There are serious challenges with the new realities of interactive online marketing. An excellent study called "Digital Darwinism" by Christopher Vollmer, a partner at Booz & Company, makes some solid points about the inevitability of it and challenges (emphasis added by me).

"88 percent of marketers expect to spend more on digital ads, and 82 percent believe insights into consumers’ digital behavior and related targeting tools will only become more important."

However,

"Thirteen years into the online era, only about one-quarter of marketers regard themselves as digi­tally savvy, and half claim they lack the support at senior levels to sub­stantially increase the marketing dollars allocated to digital media."

and finally

"What we’re describing here is more than just a change in the marketing mix or media buy. The marketing function, equipped to broadcast brand messages to consumers, has now become a cen­ter for dialogue, geared to gleaning what consumers want, and when and where they want it.
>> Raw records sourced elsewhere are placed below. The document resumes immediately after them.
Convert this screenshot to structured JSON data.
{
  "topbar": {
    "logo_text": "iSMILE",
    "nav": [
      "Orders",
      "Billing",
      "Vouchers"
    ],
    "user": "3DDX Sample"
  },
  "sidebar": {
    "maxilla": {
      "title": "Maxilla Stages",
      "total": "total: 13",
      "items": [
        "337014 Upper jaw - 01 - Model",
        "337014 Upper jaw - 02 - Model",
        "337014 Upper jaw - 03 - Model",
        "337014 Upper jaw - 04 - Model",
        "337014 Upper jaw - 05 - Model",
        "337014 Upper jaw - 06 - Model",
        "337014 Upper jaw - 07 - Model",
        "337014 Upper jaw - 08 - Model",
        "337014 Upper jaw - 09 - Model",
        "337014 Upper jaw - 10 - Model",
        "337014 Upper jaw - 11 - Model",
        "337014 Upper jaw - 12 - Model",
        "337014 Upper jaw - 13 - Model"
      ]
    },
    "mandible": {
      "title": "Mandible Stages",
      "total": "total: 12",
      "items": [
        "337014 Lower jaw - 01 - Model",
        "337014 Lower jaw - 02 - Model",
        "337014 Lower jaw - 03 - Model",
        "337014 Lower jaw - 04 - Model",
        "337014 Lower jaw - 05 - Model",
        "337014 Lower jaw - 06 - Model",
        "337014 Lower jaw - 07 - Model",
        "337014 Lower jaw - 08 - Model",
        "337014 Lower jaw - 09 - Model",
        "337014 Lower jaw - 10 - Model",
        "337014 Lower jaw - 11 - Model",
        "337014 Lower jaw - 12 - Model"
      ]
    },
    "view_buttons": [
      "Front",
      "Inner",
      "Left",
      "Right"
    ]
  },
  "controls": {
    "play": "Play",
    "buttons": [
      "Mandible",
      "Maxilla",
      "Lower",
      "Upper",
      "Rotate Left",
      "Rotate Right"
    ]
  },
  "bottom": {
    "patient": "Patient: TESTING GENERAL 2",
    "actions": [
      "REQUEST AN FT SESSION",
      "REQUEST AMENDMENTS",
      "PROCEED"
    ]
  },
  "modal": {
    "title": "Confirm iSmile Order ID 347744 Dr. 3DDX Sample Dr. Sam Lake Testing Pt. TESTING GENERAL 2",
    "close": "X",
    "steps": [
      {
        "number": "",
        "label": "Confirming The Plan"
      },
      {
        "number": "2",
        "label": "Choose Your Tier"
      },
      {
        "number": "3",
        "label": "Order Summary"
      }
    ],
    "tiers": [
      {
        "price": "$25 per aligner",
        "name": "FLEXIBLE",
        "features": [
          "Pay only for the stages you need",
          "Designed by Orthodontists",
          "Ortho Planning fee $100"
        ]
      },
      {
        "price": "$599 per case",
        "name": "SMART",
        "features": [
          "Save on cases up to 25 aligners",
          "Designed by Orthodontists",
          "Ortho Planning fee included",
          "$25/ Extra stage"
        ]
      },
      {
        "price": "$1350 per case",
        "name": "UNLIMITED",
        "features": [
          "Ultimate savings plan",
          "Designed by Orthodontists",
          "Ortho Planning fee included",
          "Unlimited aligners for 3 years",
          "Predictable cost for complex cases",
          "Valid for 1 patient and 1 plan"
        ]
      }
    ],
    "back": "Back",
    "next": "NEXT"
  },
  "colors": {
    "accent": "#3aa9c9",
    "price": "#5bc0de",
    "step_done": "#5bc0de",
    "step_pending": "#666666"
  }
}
Advertising has evolved from an interruption—grabbing attention for a product or brand—into an experience, an application, a service that the consumer actually wants. This new marketing model doesn’t shout; it listens and learns. And relevance, interactivity, and accountability are its essential ingredients."
Digital_Darwinism_Booz_Complexity

I couldn't have said it better.

So the question really is not whether a company should be in online interactive marketing, it is are they ready for it? Do they have the talent to know what to do and what works in the conversation economy? It is a new, essential part of the marketing mix and requires new talents that the basic, traditional marketer may not understand yet. Said another way, engagement marketing is essential to most new campaigns in order to compete for "eyeballs" and voices, even while traditional broadcast marketing remains in the mix. The payoff is better understanding of your market behaviors and "activated" brand warriors fighting for what you are offering.

As I said in a tweet recently:

Reach > Engagement > ROI = # u touch > # u hug > # that hug u back. Let's group hug. :)

Give me a break, I only had 140 characters in which to say it.